The end of the road for ‘industrial-scale’ secondary ticketing, or merely another hurdle to be overcome? Time will tell…
The booking agency world continued to consolidate in 2017 with a number of acquisitions, mergers and partnerships. Notable was Paradigm which entered into a strategic partnership with the UK’s X-Ray Touring in April and acquired Chicago- and California-based agency Monterey International in August.
Among other moves, July saw Helsinki-based Fullsteam Agency announce that it had acquired Rähinä Live, while September saw K2 Agency swoop for Factory Music. Meanwhile, the ongoing merry-go-round of agents swapping desks between companies continued – and if rumours are to be believed, 2018 will see this trend continue apace.
The booking agency world continued to consolidate in 2017 with a number of acquisitions, mergers and partnerships
In addition to the beloved performers we lost in 2017 (RIP Tom Petty, Chester Bennington, Chris Cornell, Chuck Berry, Greg Allman and many others), several equally revered live music business figures also passed away this year.
Peter Rieger, the founder of Cologne-based promoter Peter Rieger Konzertagentur (PRK), died on 29 January at the age of 63 – “far too young,” said friend and colleague John Giddings. “This has been a sad and dismal week,” added manager and former agent Ed Bicknell. “I’ve lost three dear pals: John Wetton of King Crimson, Asia and UK, Deke Leonard of Man, and now Peter. […] He was a total professional, a pleasure to deal with and funny – definitely funny. Which is what every promoter needs: a sense of humour.”

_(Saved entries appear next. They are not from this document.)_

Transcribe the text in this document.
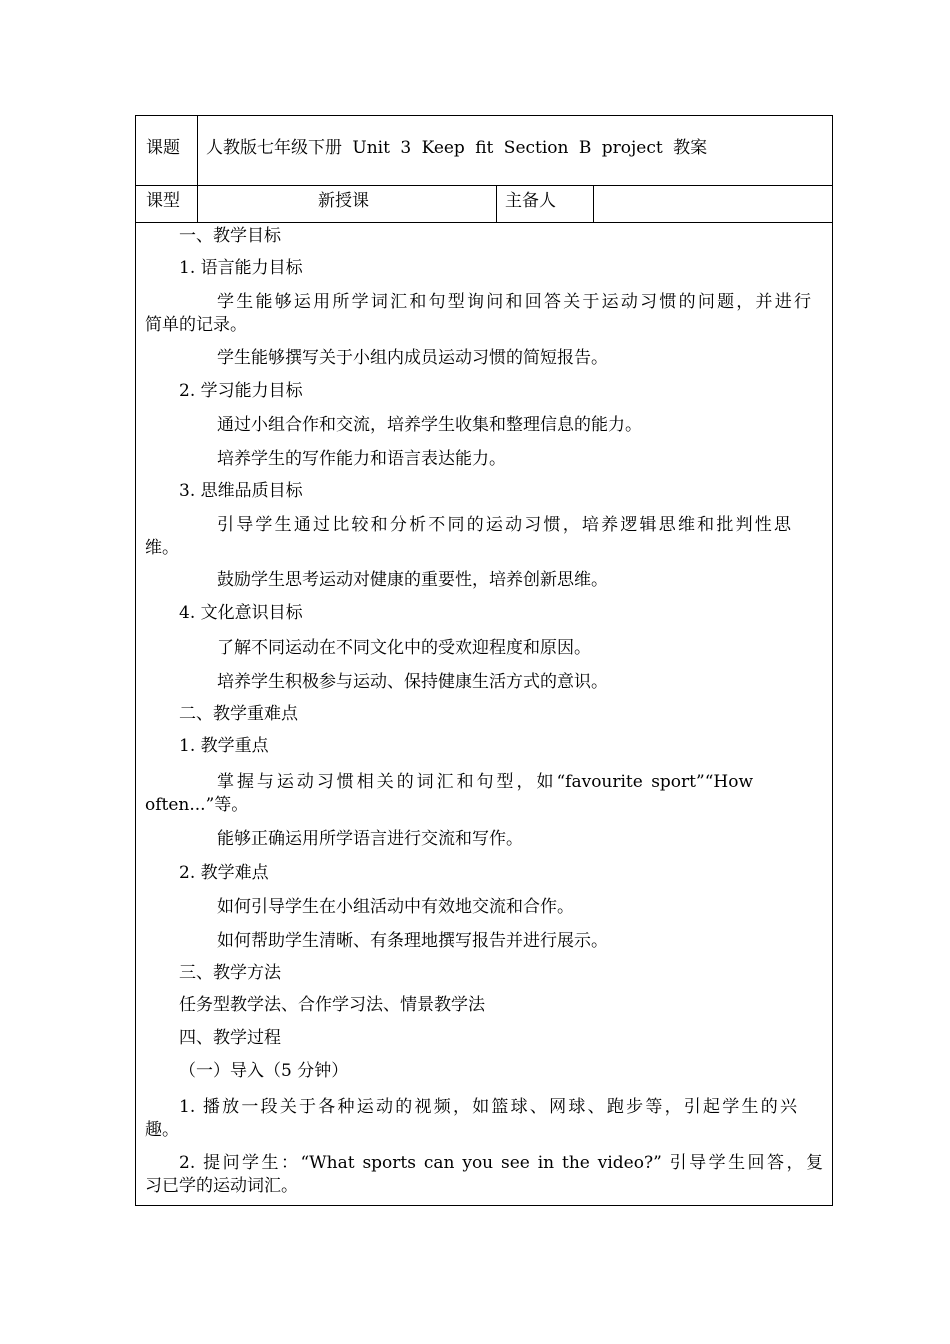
课题 人教版七年级下册 Unit 3 Keep fit Section B project 教案
课型	新授课	主备人
一、教学目标
1. 语言能力目标
学生能够运用所学词汇和句型询问和回答关于运动习惯的问题，并进行
简单的记录。
学生能够撰写关于小组内成员运动习惯的简短报告。
2. 学习能力目标
通过小组合作和交流，培养学生收集和整理信息的能力。
培养学生的写作能力和语言表达能力。
3. 思维品质目标
引导学生通过比较和分析不同的运动习惯，培养逻辑思维和批判性思
维。
鼓励学生思考运动对健康的重要性，培养创新思维。
4. 文化意识目标
了解不同运动在不同文化中的受欢迎程度和原因。
培养学生积极参与运动、保持健康生活方式的意识。
二、教学重难点
1. 教学重点
掌握与运动习惯相关的词汇和句型，如“favourite sport”“How
often...”等。
能够正确运用所学语言进行交流和写作。
2. 教学难点
如何引导学生在小组活动中有效地交流和合作。
如何帮助学生清晰、有条理地撰写报告并进行展示。
三、教学方法
任务型教学法、合作学习法、情景教学法
四、教学过程
（一）导入（5 分钟）
1. 播放一段关于各种运动的视频，如篮球、网球、跑步等，引起学生的兴
趣。
2. 提问学生：“What sports can you see in the video?” 引导学生回答，复
习已学的运动词汇。
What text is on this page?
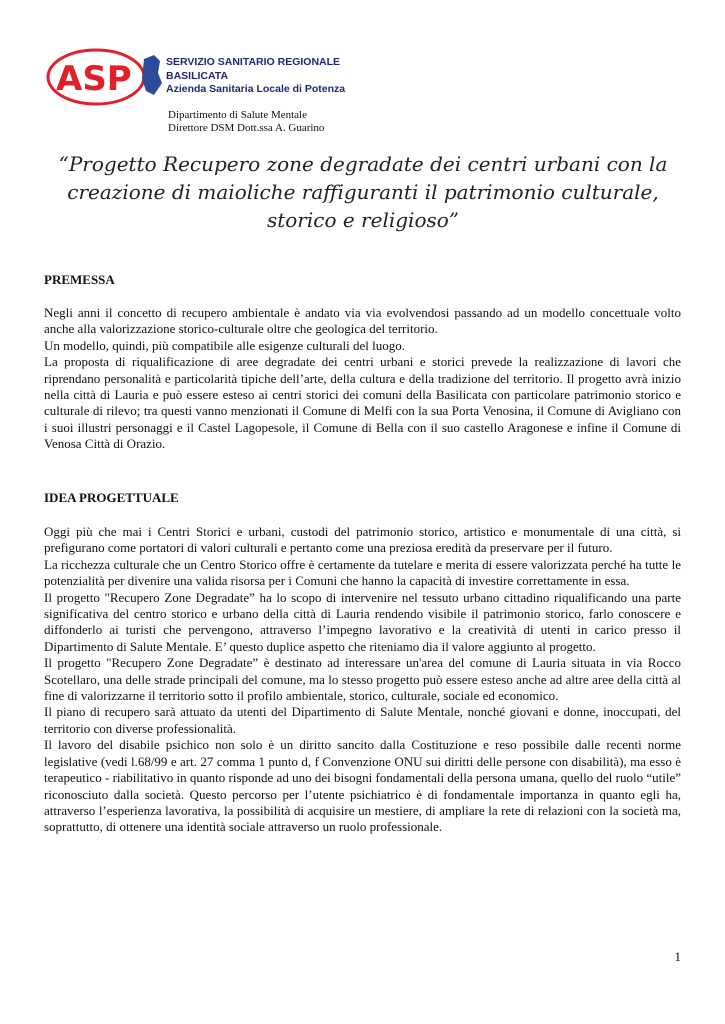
ASP	SERVIZIO SANITARIO REGIONALE
BASILICATA
Azienda Sanitaria Locale di Potenza
Dipartimento di Salute Mentale
Direttore DSM Dott.ssa A. Guarino
“Progetto Recupero zone degradate dei centri urbani con la creazione di maioliche raffiguranti il patrimonio culturale, storico e religioso”
PREMESSA

Negli anni il concetto di recupero ambientale è andato via via evolvendosi passando ad un modello concettuale volto anche alla valorizzazione storico-culturale oltre che geologica del territorio.

Un modello, quindi, più compatibile alle esigenze culturali del luogo.

La proposta di riqualificazione di aree degradate dei centri urbani e storici prevede la realizzazione di lavori che riprendano personalità e particolarità tipiche dell’arte, della cultura e della tradizione del territorio. Il progetto avrà inizio nella città di Lauria e può essere esteso ai centri storici dei comuni della Basilicata con particolare patrimonio storico e culturale di rilevo; tra questi vanno menzionati il Comune di Melfi con la sua Porta Venosina, il Comune di Avigliano con i suoi illustri personaggi e il Castel Lagopesole, il Comune di Bella con il suo castello Aragonese e infine il Comune di Venosa Città di Orazio.

IDEA PROGETTUALE

Oggi più che mai i Centri Storici e urbani, custodi del patrimonio storico, artistico e monumentale di una città, si prefigurano come portatori di valori culturali e pertanto come una preziosa eredità da preservare per il futuro.

La ricchezza culturale che un Centro Storico offre è certamente da tutelare e merita di essere valorizzata perché ha tutte le potenzialità per divenire una valida risorsa per i Comuni che hanno la capacità di investire correttamente in essa.

Il progetto "Recupero Zone Degradate” ha lo scopo di intervenire nel tessuto urbano cittadino riqualificando una parte significativa del centro storico e urbano della città di Lauria rendendo visibile il patrimonio storico, farlo conoscere e diffonderlo ai turisti che pervengono, attraverso l’impegno lavorativo e la creatività di utenti in carico presso il Dipartimento di Salute Mentale. E’ questo duplice aspetto che riteniamo dia il valore aggiunto al progetto.

Il progetto "Recupero Zone Degradate” è destinato ad interessare un'area del comune di Lauria situata in via Rocco Scotellaro, una delle strade principali del comune, ma lo stesso progetto può essere esteso anche ad altre aree della città al fine di valorizzarne il territorio sotto il profilo ambientale, storico, culturale, sociale ed economico.

Il piano di recupero sarà attuato da utenti del Dipartimento di Salute Mentale, nonché giovani e donne, inoccupati, del territorio con diverse professionalità.

Il lavoro del disabile psichico non solo è un diritto sancito dalla Costituzione e reso possibile dalle recenti norme legislative (vedi l.68/99 e art. 27 comma 1 punto d, f Convenzione ONU sui diritti delle persone con disabilità), ma esso è terapeutico - riabilitativo in quanto risponde ad uno dei bisogni fondamentali della persona umana, quello del ruolo “utile” riconosciuto dalla società. Questo percorso per l’utente psichiatrico è di fondamentale importanza in quanto egli ha, attraverso l’esperienza lavorativa, la possibilità di acquisire un mestiere, di ampliare la rete di relazioni con la società ma, soprattutto, di ottenere una identità sociale attraverso un ruolo professionale.

1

Another live industry veteran who passed far too young was tour manager, artist liaison and ILMC’s longtime producer, Alia Dann Swift, who died aged 57 in May. “She was the best,” said CAA’s Emma Banks. “A beautiful human being, a great friend, a smart and an inspiring woman.”
“Alia was renowned for her warmth, her tireless support of those around her, a perennial sense of humour and a no-nonsense approach,” added ILMC head Greg Parmley. “She was a widely loved and respected figure in the touring world who will be deeply and entirely missed.”
The live music world was once again rocked in August by the shock death of well-liked Primary Talent co-founder Dave Chumbley after a short illness.
“Dedicated to his artists to a fault, Dave was responsible for many hugely successful careers in the global music industry,” said manager Terry Blamey, with whom Chumbley worked for years representing Kylie Minogue. “He was a talented, wonderful man taken from us way to soon. Lynn and I loved him like a brother, dear friend, and we will miss him dreadfully.”
Other tragic losses to the business in 2017 included ShowSec founder Mick Upton, tour travel agent Mary Cleary, Israeli promoter Shmuel Zemach, Reading Festival founder Harold Pendleton, Washington, DC, promoter Jack Boyle and Live Nation Belgium booker Marianne Dekimpe.